Les dispositifs d’aide à l’embauche d’apprentis connaissent une nouvelle étape de rationalisation en 2026, avec des montants qui se voient revus à la baisse selon le niveau de diplôme et la taille de l’entreprise. Après une révision partielle en 2025, ces ajustements ont pour but de mieux cibler les ressources publiques, tout en maintenant un soutien pour certains profils spécifiques. Les entreprises, notamment celles de moins de 250 salariés, devront désormais composer avec un système plus complexe et différencié dans leurs stratégies de recrutement en apprentissage.
Concrètement, l’aide unique de 5 000 euros pour l’embauche d’un apprenti, instaurée en 2025, sera appliquée exclusivement aux PME recrutant pour un diplôme jusqu’au niveau baccalauréat (bac +2 dans les Outre-mer), pour les contrats à partir du 1er janvier 2026. Ce dispositif, versé uniquement la première année du contrat, accentue la différenciation entre les entreprises selon leur taille. Par ailleurs, les aides pour les niveaux supérieurs, tels que les BTS, licences, ou diplômes d’ingénieur, seront également revues à la baisse, modifiant ainsi la dynamique de recrutement dans ces secteurs.
Les nouvelles aides incitent désormais à une approche plus stratégique du recrutement d’apprentis, avec un recentrage sur certains niveaux de qualification et une gestion plus fine des coûts.
Pour les diplômes liés au supérieur, la baisse concerne principalement les grandes entreprises, qui percevront désormais entre 750 et 1 500 euros selon le niveau du diplôme, contre des aides antérieures plus élevées.
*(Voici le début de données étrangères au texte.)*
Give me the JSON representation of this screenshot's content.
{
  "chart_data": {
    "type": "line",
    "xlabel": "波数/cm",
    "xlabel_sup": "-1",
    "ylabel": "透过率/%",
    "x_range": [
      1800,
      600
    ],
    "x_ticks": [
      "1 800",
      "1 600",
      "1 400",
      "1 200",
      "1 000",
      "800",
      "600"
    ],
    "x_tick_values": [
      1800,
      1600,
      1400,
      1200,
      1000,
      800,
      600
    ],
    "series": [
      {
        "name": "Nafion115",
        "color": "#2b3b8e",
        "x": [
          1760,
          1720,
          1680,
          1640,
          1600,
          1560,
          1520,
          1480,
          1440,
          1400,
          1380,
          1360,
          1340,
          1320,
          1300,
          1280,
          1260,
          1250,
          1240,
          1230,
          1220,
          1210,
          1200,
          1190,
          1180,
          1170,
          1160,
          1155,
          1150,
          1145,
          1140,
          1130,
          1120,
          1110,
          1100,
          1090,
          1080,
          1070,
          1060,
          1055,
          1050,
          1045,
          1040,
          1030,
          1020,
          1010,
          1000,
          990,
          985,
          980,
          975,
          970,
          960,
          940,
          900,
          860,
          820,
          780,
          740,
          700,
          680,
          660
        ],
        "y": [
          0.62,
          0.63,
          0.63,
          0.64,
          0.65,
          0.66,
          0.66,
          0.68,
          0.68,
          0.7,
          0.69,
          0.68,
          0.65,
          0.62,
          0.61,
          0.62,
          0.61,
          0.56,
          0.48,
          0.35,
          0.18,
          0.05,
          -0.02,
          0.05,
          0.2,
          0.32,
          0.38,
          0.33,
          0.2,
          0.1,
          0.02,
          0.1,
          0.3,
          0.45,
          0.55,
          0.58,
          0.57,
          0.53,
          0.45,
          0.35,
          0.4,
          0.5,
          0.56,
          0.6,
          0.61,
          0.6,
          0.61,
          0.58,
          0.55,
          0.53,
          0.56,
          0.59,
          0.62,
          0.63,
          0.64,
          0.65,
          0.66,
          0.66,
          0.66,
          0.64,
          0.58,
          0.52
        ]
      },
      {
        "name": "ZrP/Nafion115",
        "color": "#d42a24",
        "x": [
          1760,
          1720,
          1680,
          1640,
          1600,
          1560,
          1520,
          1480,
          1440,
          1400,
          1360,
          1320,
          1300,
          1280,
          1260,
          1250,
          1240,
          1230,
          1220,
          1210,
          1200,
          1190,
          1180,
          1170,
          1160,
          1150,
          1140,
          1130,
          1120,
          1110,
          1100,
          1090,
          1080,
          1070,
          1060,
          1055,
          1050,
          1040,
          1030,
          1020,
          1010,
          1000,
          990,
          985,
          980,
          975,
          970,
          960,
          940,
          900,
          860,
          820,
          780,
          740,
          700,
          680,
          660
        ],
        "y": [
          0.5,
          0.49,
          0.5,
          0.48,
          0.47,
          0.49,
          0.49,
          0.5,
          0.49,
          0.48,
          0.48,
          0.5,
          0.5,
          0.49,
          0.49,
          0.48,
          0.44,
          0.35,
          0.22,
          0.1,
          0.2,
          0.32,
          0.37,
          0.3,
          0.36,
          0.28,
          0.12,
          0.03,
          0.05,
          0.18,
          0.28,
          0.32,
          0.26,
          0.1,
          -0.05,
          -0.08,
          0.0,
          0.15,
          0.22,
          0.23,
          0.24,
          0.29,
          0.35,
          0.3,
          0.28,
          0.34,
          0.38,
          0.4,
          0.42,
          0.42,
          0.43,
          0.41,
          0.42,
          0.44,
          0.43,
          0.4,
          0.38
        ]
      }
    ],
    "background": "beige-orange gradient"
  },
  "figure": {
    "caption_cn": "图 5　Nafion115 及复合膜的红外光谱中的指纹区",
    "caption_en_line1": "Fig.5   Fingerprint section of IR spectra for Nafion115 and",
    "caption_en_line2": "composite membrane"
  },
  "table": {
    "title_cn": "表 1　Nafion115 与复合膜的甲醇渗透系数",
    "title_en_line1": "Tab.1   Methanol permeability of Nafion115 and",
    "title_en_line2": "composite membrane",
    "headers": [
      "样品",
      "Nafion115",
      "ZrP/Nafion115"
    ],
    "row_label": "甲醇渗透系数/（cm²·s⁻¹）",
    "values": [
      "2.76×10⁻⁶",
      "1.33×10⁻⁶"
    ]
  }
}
Les PME conservent un montant plus attractif, comme 2 000 euros pour les licences et masters, mais ces montants restent inférieurs à ceux d’avant 2025. La réduction la plus notable concerne les diplômes d’ingénieur, où l’aide peut être limitée à 750 euros chez les grandes entreprises, soit une diminution significative.
Cette évolution marque une rupture avec la logique antérieure, qui limitait la variabilité de l’aide en fonction de la taille ou du diplôme. Désormais, les ressources allouées à l’apprentissage seront plus dispersées et pèseront davantage sur la planification financière des ressources humaines. Le décret, dont la date d’entrée en application n’est pas encore connue, s’appliquerait aux contrats conclus à partir de sa publication, imposant aux entreprises une adaptation immédiate à ces nouvelles règles.
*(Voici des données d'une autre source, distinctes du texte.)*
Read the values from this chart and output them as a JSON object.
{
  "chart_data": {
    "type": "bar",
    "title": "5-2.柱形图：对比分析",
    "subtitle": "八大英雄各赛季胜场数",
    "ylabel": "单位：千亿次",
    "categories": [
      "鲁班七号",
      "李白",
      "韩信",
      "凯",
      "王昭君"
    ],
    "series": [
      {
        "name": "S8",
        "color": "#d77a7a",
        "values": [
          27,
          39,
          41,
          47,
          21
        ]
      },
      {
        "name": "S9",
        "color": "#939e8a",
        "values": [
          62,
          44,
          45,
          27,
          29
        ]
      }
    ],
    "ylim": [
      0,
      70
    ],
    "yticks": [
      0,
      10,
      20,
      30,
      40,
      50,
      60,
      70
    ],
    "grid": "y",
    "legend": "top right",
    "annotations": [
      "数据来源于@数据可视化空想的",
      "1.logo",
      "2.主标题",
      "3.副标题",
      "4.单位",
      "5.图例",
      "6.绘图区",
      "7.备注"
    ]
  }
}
En termes d’impact, ces ajustements réduisent la manne financière disponible pour stimuler l’embauche dans certains secteurs, ce qui pourrait ralentir la croissance du nombre d’apprentis observée ces dernières années. Depuis 2017, la hausse du nombre d’apprentis a été soutenue par des aides plus généreuses, notamment pour les formations supérieures. La moindre attractivité financière pourrait contraindre les entreprises à mieux arbitrer entre embauches, contrats de professionnalisation ou stagiaires, dans un contexte de contrainte budgétaire accrue pour les RH.